Стрелявшие в Маньку люди заталкивали оружие обратно в кожаные чехлы. На их лицах застыли ненависть, недоумение, отвращение.

— Что она сделала вам? — тихо, нежно и печально спросил Исса людей.

— Она убила человека! Шесть часов назад! Переспала с ним, убила и ограбила! — злобно выпалил синий милиционер, молодой совсем парень. Овчарка взлаяла хрипло раз, другой. — И вас бы вот тоже! Перестань, Манька! Фу! Сидеть! Чей ребенок?!

— Мой ребенок, — сказал Исса, наклонился и поднял мальчика, под мышки ухватив, с черной наледи.

— Чо так одеваете ребенка! Как на маскарад!

Парень в синей форме поглядел на расшитый жемчугами берет, потом на босые ноги Иссы. К голым загорелым ступням бежала, прожигая снег, наледь и наст, темная Маньки— на кровь. Кровь выжигала в снегу глубокие, змеиные трещины.

— Сам-то в катанках подшитых ходит! А дитенок в шапчонке тряпочной щеголяет! Тьфу! Бога благодари, мужик, что жить остался! Мы ее давно уж ловим! Да вот… судьба сама поймала!

Люди в мертвецки синей, казенной одежде побежали прочь, опять вдоль рельсов. Собаки снова натянули поводки. Две половины Маньки перестали вздрагивать. Не будешь ты отныне, светлых небес царица, носить собачье имя. Солнце сверкало царем на коронации. Забивало белые гвозди в живое, рыдающее горло. Исса вытер мальчику рот своею ладонью. Снял с себя холщовый плащ, ухватился за капюшон, не раз спасавший его от пустынной жары, и резко оторвал его, и хрустели, разрываясь, древние нити. Надел капюшон на голову мальчика, на кровавый берет.
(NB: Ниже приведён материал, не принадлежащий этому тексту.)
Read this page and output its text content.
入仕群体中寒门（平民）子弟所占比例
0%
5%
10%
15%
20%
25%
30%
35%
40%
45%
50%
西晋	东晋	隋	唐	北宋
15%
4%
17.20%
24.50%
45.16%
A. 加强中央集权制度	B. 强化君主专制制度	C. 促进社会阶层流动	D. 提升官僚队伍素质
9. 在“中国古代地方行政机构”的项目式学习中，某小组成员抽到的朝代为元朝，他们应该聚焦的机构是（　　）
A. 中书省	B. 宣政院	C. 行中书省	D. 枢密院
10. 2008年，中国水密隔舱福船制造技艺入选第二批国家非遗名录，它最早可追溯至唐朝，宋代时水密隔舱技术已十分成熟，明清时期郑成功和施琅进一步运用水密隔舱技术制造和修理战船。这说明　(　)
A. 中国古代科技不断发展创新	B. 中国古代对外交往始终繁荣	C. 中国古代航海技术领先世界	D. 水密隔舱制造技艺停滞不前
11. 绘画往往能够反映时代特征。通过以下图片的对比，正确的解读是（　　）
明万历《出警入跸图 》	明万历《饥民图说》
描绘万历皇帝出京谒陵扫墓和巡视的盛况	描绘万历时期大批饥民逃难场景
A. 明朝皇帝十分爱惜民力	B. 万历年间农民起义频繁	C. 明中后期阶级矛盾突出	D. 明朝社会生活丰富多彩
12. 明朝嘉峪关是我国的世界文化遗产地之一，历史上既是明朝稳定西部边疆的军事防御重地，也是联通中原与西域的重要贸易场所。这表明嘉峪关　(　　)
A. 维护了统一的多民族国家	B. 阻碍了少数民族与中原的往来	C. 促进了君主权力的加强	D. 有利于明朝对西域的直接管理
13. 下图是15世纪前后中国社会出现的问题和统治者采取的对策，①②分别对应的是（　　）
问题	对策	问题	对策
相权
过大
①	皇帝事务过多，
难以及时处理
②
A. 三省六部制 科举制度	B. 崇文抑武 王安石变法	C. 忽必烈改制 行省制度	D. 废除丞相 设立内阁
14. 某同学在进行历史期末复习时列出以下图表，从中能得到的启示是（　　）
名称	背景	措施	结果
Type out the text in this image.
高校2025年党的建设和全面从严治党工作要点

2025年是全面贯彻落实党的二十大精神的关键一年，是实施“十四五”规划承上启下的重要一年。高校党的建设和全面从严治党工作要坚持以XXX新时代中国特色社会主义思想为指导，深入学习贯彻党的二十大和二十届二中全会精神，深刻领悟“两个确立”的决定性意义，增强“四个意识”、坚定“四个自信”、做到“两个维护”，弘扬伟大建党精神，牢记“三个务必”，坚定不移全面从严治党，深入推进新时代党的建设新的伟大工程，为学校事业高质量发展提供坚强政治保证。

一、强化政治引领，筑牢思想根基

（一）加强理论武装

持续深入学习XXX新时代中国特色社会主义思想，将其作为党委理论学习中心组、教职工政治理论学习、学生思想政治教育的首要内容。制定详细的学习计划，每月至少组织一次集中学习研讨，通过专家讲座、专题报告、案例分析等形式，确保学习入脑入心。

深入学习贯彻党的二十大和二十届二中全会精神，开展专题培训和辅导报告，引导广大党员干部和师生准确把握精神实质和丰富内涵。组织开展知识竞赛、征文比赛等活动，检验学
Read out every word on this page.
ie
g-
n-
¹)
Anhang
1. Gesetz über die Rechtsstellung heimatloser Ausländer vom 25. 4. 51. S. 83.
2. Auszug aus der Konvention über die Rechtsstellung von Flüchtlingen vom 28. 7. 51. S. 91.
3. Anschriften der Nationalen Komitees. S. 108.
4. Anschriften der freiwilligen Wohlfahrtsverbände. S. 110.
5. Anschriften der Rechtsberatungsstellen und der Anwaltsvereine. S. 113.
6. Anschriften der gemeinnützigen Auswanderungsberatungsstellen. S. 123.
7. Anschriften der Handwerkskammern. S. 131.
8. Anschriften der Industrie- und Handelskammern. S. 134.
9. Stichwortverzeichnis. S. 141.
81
— Вот. Тебе теперь не холодно будет.

— Дядя, а ты правда мой папа? — спросил мальчик, глубже насовывая на головенку старую волчью ушанку. — У меня мама актриса! У меня уже пап было много! Ты — новый!

Повернулся Исса. Пошагал прочь от мальчика с черепахой, от людей с пистолетами, от сладкого запаха крови. Мороз обжигал голову. Будто водку на голову выливали. Он отдал мальчику шапку, а надо было жизнь отдать.

ДНЕВНИК ИССЫ. ДАМАСК И ПАЛЬМИРА

палимпсест

писано на арамейском языке поверх греческого текста койнэ

Мати Света, тихая Мати! Там, где три бога, (там) боги. Там, где два или один, (Ты) с ним. Многие (стоят) перед вратами; но единственные войдут в Брачный Чертог.

Тихая Мати, прими!

Сделай двоих одним. Внутреннее (как) внешнее. Верхнее сделай как нижнее. Мужчину и женщину сделай (одним). Пресуществи мужчину в мужчину и женщину, а женщину — в женщину и мужчину. Сделай ГЛАЗ вместо глаза. РУКУ (вместо) руки.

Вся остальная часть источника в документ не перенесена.